Lucy
BurnsDa BBC
O caso de Toft provocou intenso debate no meio
médico
No início do século 18 na Inglaterra, correu a notícia de que uma mulher
dava à luz coelhos.
"Desde que escrevi pela última
vez, a pobre mulher deu à luz três novos coelhos, todos eles malformados. O
último durou 23 horas dentro do útero antes de morrer. Se você conhece alguma
pessoa curiosa que queira ver isso com seus próprios olhos, parece que ela (a
mulher) tem outro coelho em seu útero. Não sabemos quanto mais há lá
dentro".
Esse
foi o texto da carta escrita por John Howard, um cirurgião de Guilford, na
Inglaterra, a Nathaniel St. Andre, médico da corte do rei George 1º, em 1726. A
pobre mulher era Mary Toft, de 23 anos.
Diante
da curiosíssima história, St. Andre não hesitou em ir examiná-la.

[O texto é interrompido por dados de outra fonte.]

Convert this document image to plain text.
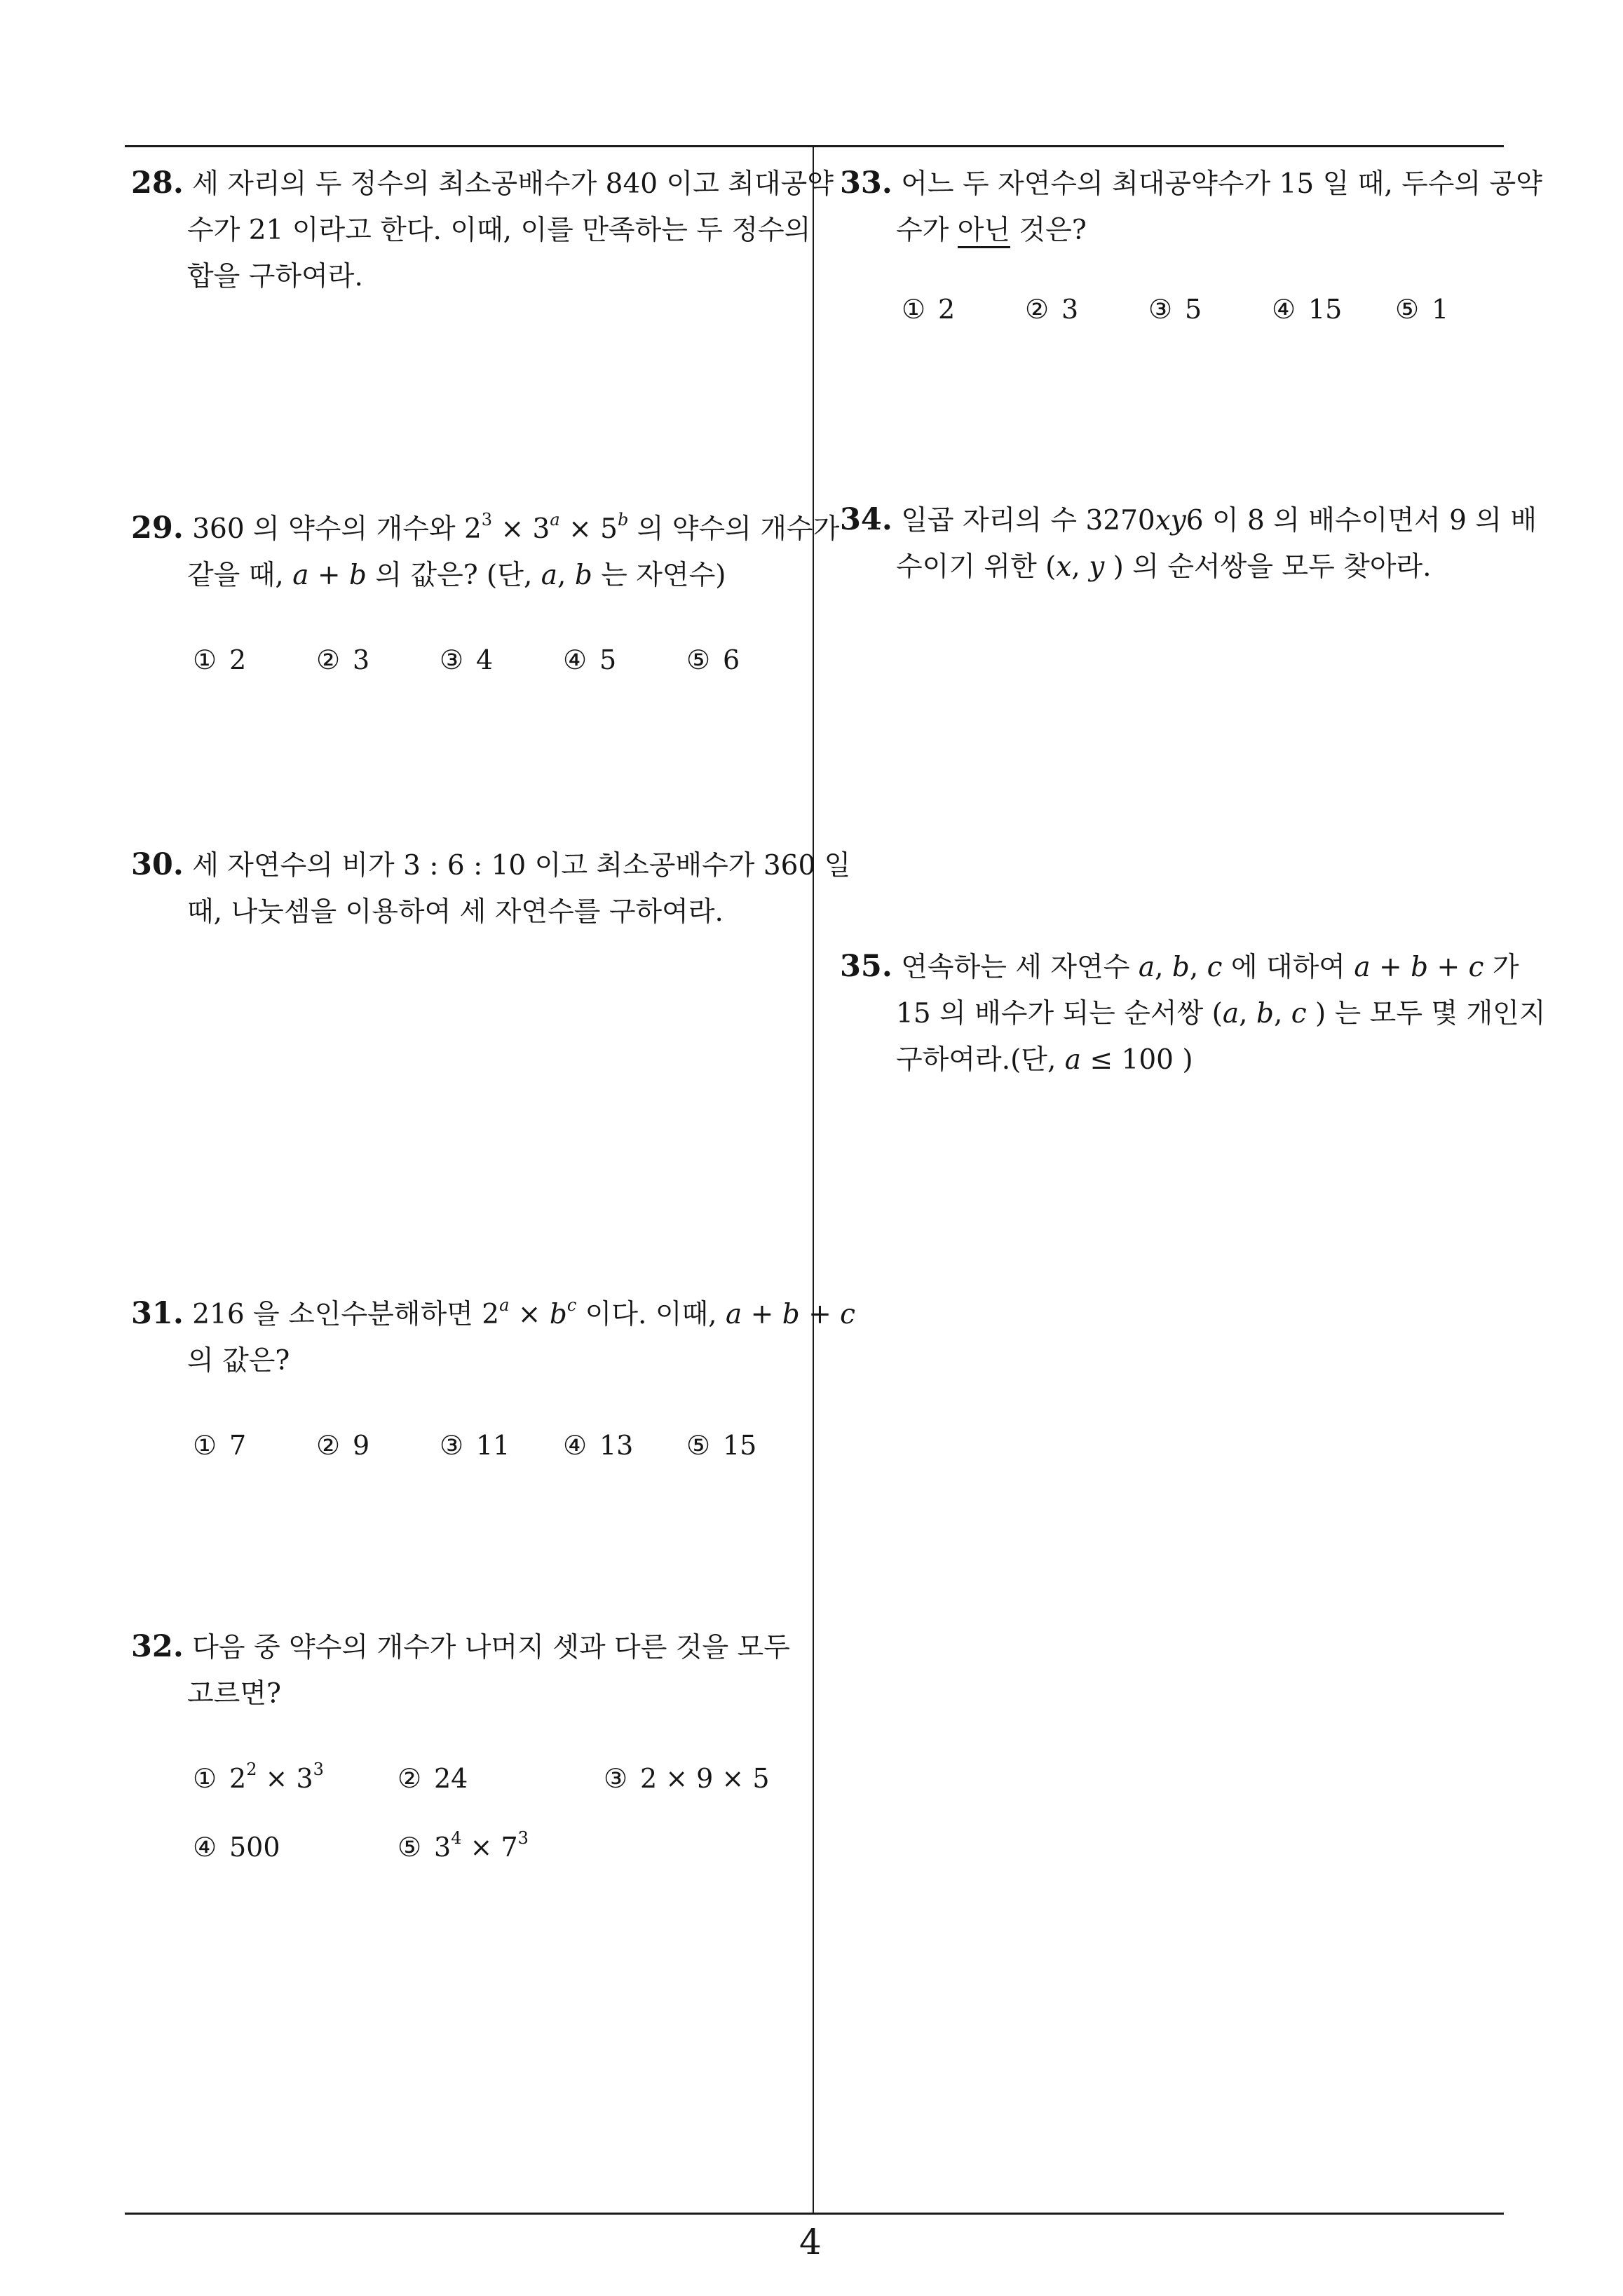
28. 세 자리의 두 정수의 최소공배수가 840 이고 최대공약
수가 21 이라고 한다. 이때, 이를 만족하는 두 정수의
합을 구하여라.
29. 360 의 약수의 개수와 $2^3 \times 3^a \times 5^b$ 의 약수의 개수가
같을 때, a + b 의 값은? (단, a, b 는 자연수)
① 2	② 3	③ 4	④ 5	⑤ 6
30. 세 자연수의 비가 3 : 6 : 10 이고 최소공배수가 360 일
때, 나눗셈을 이용하여 세 자연수를 구하여라.
31. 216 을 소인수분해하면 $2^a \times b^c$ 이다. 이때, a + b + c
의 값은?
① 7	② 9	③ 11 ④ 13 ⑤ 15
32. 다음 중 약수의 개수가 나머지 셋과 다른 것을 모두
고르면?
① $2^2 \times 3^3$	② 24	③ 2 × 9 × 5
④ 500	⑤ $3^4 \times 7^3$
33. 어느 두 자연수의 최대공약수가 15 일 때, 두수의 공약
수가 아닌 것은?
① 2	② 3	③ 5	④ 15 ⑤ 1
34. 일곱 자리의 수 3270xy6 이 8 의 배수이면서 9 의 배
수이기 위한 (x, y ) 의 순서쌍을 모두 찾아라.
35. 연속하는 세 자연수 a, b, c 에 대하여 a + b + c 가
15 의 배수가 되는 순서쌍 (a, b, c ) 는 모두 몇 개인지
구하여라.(단, a ≤ 100 )
4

"Em 23 de abril, enquanto urinava em um campo,
ela viu um coelho perto dela. Por isso, ficou fixada nesses bichos", reportou o médico real.

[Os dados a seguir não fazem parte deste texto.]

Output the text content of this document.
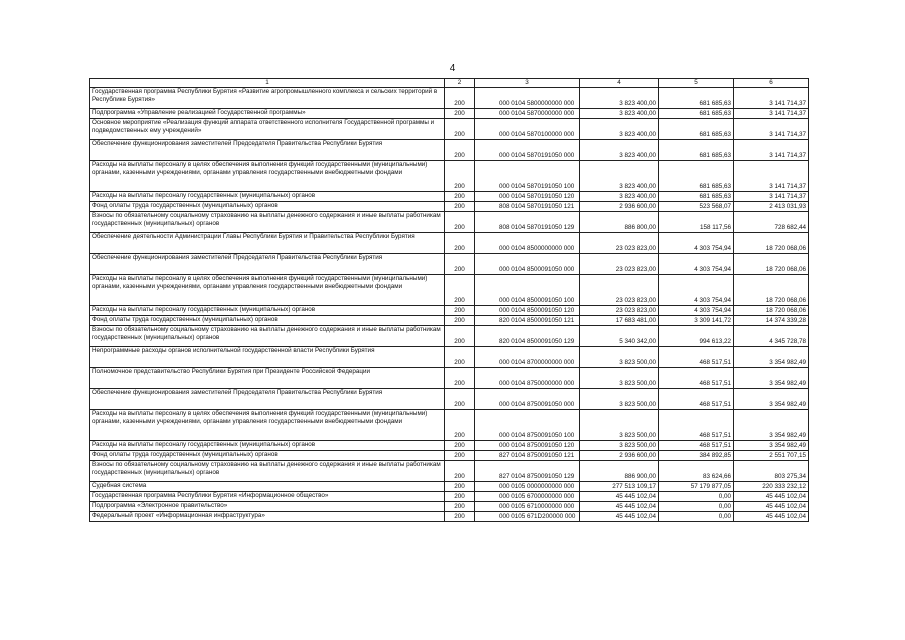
4
1	2	3	4	5	6
Государственная программа Республики Бурятия «Развитие агропромышленного комплекса и сельских территорий в Республике Бурятия»	200	000 0104 5800000000 000	3 823 400,00	681 685,63	3 141 714,37
Подпрограмма «Управление реализацией Государственной программы»	200	000 0104 5870000000 000	3 823 400,00	681 685,63	3 141 714,37
Основное мероприятие «Реализация функций аппарата ответственного исполнителя Государственной программы и подведомственных ему учреждений»	200	000 0104 5870100000 000	3 823 400,00	681 685,63	3 141 714,37
Обеспечение функционирования заместителей Председателя Правительства Республики Бурятия	200	000 0104 5870191050 000	3 823 400,00	681 685,63	3 141 714,37
Расходы на выплаты персоналу в целях обеспечения выполнения функций государственными (муниципальными) органами, казенными учреждениями, органами управления государственными внебюджетными фондами	200	000 0104 5870191050 100	3 823 400,00	681 685,63	3 141 714,37
Расходы на выплаты персоналу государственных (муниципальных) органов	200	000 0104 5870191050 120	3 823 400,00	681 685,63	3 141 714,37
Фонд оплаты труда государственных (муниципальных) органов	200	808 0104 5870191050 121	2 936 600,00	523 568,07	2 413 031,93
Взносы по обязательному социальному страхованию на выплаты денежного содержания и иные выплаты работникам государственных (муниципальных) органов	200	808 0104 5870191050 129	886 800,00	158 117,56	728 682,44
Обеспечение деятельности Администрации Главы Республики Бурятия и Правительства Республики Бурятия	200	000 0104 8500000000 000	23 023 823,00	4 303 754,94	18 720 068,06
Обеспечение функционирования заместителей Председателя Правительства Республики Бурятия	200	000 0104 8500091050 000	23 023 823,00	4 303 754,94	18 720 068,06
Расходы на выплаты персоналу в целях обеспечения выполнения функций государственными (муниципальными) органами, казенными учреждениями, органами управления государственными внебюджетными фондами	200	000 0104 8500091050 100	23 023 823,00	4 303 754,94	18 720 068,06
Расходы на выплаты персоналу государственных (муниципальных) органов	200	000 0104 8500091050 120	23 023 823,00	4 303 754,94	18 720 068,06
Фонд оплаты труда государственных (муниципальных) органов	200	820 0104 8500091050 121	17 683 481,00	3 309 141,72	14 374 339,28
Взносы по обязательному социальному страхованию на выплаты денежного содержания и иные выплаты работникам государственных (муниципальных) органов	200	820 0104 8500091050 129	5 340 342,00	994 613,22	4 345 728,78
Непрограммные расходы органов исполнительной государственной власти Республики Бурятия	200	000 0104 8700000000 000	3 823 500,00	468 517,51	3 354 982,49
Полномочное представительство Республики Бурятия при Президенте Российской Федерации	200	000 0104 8750000000 000	3 823 500,00	468 517,51	3 354 982,49
Обеспечение функционирования заместителей Председателя Правительства Республики Бурятия	200	000 0104 8750091050 000	3 823 500,00	468 517,51	3 354 982,49
Расходы на выплаты персоналу в целях обеспечения выполнения функций государственными (муниципальными) органами, казенными учреждениями, органами управления государственными внебюджетными фондами	200	000 0104 8750091050 100	3 823 500,00	468 517,51	3 354 982,49
Расходы на выплаты персоналу государственных (муниципальных) органов	200	000 0104 8750091050 120	3 823 500,00	468 517,51	3 354 982,49
Фонд оплаты труда государственных (муниципальных) органов	200	827 0104 8750091050 121	2 936 600,00	384 892,85	2 551 707,15
Взносы по обязательному социальному страхованию на выплаты денежного содержания и иные выплаты работникам государственных (муниципальных) органов	200	827 0104 8750091050 129	886 900,00	83 624,66	803 275,34
Судебная система	200	000 0105 0000000000 000	277 513 109,17	57 179 877,05	220 333 232,12
Государственная программа Республики Бурятия «Информационное общество»	200	000 0105 6700000000 000	45 445 102,04	0,00	45 445 102,04
Подпрограмма «Электронное правительство»	200	000 0105 6710000000 000	45 445 102,04	0,00	45 445 102,04
Федеральный проект «Информационная инфраструктура»	200	000 0105 671D200000 000	45 445 102,04	0,00	45 445 102,04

"Desde então, sente um desejo constante de
comer coelhos, mas é pobre".
Toft
estava grávida quando viu o coelho e, aparentemente, teve um aborto espontâneo
pouco depois.
Toft virou um personagem folclórico
Mãe de coelhos
"Hoje
parece algo descabido, mas temos que entender que naquela época existiam muitas
dúvidas sobre a concepção. Havia gente estudada que acreditava que mulheres
podiam afetar o desenvolvimento dos ossos do bebê apenas com a força do
pensamento", explica Karen Harvey, professora da Universidade de Sheffield
e autora de um livro sobre Mary Toft que será publicado nos próximos meses.
Foi
depois de perder o bebê que Mary começou a dizer que estava dando à luz a
partes de coelhos. Apesar de que saíam mortos de seu ventre, e nunca inteiros,
eles pareciam estar saltando em sua barriga, segundo o depoimento de outro
médico que a examinou, Richard Manningham. "Definitivamente havia
movimento em uma parte do lado direito de seu estômago", escreveu.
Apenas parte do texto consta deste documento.